Vigilance urged as Bluetongue is found in England

NI farmers are being urged to look for signs of Bluetongue
NI farmers are being urged to look for signs of Bluetongue

The Department of Agriculture, Environment and Rural Affairs (DAERA) and the Ulster Farmers’ Union are urging farmers to be vigilant following confirmation that cattle recently imported to England from France have tested positive for Bluetongue.

The infected cattle entered the UK in early September and the virus was detected during routine post-movement testing.

Calling for increased vigilance here, Northern Ireland’s Chief Veterinary Officer, Dr. Robert Huey is reminding all herd and flock keepers to source animals responsibly and to be aware of the risks associated with sourcing animals from Continental Europe.

Dr Huey said: “Bluetongue does not pose a threat to human health or food safety, but can have a severe impact on affected farms and to international trade.

“While the UK’s robust disease surveillance procedures have worked, the latest identification of the virus reminds farmers for the need to remain vigilant and highlights the risks of importing animals from disease-affected areas into their herds.

“The main risk to Northern Ireland remains the import of infected animals or germplasm (semen or ova). Farmers should consider the potentially severe consequences of importing animals from, or transiting through, Bluetongue affected countries or zones. The risk is not only to themselves but to our whole industry as trade can be badly affected as a result. It is vital that all of us continue to work hard to keep Bluetongue out.”

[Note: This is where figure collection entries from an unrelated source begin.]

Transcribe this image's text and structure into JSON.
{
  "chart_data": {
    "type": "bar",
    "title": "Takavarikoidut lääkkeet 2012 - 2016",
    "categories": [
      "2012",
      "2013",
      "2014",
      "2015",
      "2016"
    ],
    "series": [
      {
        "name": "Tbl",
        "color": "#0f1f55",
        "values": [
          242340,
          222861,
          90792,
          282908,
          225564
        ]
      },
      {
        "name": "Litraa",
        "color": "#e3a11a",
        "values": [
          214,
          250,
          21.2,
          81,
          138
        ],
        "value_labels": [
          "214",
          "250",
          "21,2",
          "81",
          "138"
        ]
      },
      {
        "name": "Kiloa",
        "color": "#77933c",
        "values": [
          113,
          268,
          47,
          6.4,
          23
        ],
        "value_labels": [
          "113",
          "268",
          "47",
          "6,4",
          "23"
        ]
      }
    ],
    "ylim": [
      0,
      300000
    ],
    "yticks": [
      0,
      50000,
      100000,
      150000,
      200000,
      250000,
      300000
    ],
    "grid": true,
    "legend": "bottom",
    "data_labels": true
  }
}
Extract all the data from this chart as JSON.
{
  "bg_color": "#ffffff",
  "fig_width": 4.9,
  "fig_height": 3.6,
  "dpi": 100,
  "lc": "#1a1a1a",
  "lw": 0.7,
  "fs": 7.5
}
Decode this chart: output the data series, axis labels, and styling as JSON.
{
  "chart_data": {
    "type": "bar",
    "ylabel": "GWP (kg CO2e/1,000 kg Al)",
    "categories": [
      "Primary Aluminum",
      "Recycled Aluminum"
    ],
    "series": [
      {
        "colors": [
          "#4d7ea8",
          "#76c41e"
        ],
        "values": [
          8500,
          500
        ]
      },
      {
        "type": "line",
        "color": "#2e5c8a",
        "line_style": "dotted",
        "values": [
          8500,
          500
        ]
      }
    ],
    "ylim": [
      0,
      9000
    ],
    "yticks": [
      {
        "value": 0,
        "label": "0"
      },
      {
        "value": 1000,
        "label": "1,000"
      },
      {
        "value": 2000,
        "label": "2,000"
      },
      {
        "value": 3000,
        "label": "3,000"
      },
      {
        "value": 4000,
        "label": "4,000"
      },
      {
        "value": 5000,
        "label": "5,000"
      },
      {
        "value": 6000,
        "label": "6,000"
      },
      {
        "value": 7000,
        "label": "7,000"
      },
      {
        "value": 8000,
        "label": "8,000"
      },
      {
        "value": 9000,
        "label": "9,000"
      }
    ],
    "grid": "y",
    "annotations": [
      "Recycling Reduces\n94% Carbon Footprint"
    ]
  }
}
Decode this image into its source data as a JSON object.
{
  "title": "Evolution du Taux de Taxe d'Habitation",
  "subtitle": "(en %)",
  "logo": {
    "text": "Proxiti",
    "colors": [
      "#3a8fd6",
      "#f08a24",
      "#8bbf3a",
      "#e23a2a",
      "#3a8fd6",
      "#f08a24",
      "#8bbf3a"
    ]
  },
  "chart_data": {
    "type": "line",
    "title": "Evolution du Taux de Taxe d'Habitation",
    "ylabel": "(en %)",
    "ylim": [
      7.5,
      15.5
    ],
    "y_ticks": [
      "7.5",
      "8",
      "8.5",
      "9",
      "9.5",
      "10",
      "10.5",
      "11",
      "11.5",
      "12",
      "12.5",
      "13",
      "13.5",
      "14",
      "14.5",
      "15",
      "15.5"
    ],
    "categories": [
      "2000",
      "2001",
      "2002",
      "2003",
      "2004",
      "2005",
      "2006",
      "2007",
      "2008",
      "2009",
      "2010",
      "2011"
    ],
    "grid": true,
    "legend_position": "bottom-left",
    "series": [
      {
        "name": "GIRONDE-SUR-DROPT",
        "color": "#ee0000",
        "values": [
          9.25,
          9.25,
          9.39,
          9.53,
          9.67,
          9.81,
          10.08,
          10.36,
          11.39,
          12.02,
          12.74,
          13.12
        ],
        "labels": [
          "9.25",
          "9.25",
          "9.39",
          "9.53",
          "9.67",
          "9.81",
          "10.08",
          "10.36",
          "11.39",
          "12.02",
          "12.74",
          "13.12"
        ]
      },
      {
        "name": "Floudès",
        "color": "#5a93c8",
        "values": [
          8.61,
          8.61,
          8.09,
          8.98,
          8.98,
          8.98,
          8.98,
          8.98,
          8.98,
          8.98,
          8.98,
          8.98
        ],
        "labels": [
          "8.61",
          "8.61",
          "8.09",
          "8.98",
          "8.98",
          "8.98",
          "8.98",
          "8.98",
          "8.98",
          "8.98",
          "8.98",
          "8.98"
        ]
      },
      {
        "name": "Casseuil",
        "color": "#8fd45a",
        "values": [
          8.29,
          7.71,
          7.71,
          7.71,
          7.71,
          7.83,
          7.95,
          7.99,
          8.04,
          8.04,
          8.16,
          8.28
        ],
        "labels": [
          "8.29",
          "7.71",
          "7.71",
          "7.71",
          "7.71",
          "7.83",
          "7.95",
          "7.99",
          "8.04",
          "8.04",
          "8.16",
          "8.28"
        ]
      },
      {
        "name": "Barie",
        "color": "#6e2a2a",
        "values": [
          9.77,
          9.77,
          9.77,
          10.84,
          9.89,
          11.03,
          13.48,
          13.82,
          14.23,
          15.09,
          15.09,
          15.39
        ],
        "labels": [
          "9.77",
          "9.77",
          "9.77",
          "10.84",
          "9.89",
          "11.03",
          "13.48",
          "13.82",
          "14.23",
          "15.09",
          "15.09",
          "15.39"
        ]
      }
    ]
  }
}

Dr Huey added: “Anyone who imports from Bluetongue affected countries or zones faces the possibility that if the imported animals are subsequently found to be infected with bluetongue, then they will be slaughtered and no compensation will be paid.”

The UFU echoed Dr Huey’s call for vigilance.

UFU deputy president, David Brown said: “It is reassuring that the systems in place detected the disease quickly and swift action was taken. But it is a reminder to all livestock keepers of the importance of responsibly sourcing animals and to be fully aware of the potential risks when importing animals. Farmers should also be aware that they will not be eligible for compensation if an animal they import is found to have Bluetongue.

“Northern Ireland has been Bluetongue free for a number of years and all cattle farmers want to keep it that way. Bluetongue is a notifiable disease and farmers should report any concerns immediately to DAERA,” said Mr Brown.

The Animal and Plant Health Agency (APHA) and the Pirbright Institute identified the disease in the animals when they were brought to North Yorkshire from an assembly centre in Central France, where bluetongue continues to slowly spread.

Bluetongue does not affect people or food safety. The virus is transmitted by midge bites and affects cows, goats, sheep and other camelids such as llamas. It can reduce milk yield and cause infertility and in the most severe cases is fatal for infected animals. The midges are most active between May and October and not all susceptible animals show immediate signs of contracting the virus.

Action is being taken to ensure the risk of spread of the disease is reduced, with movement restrictions at the affected premises. The two cattle were isolated and have been humanely culled.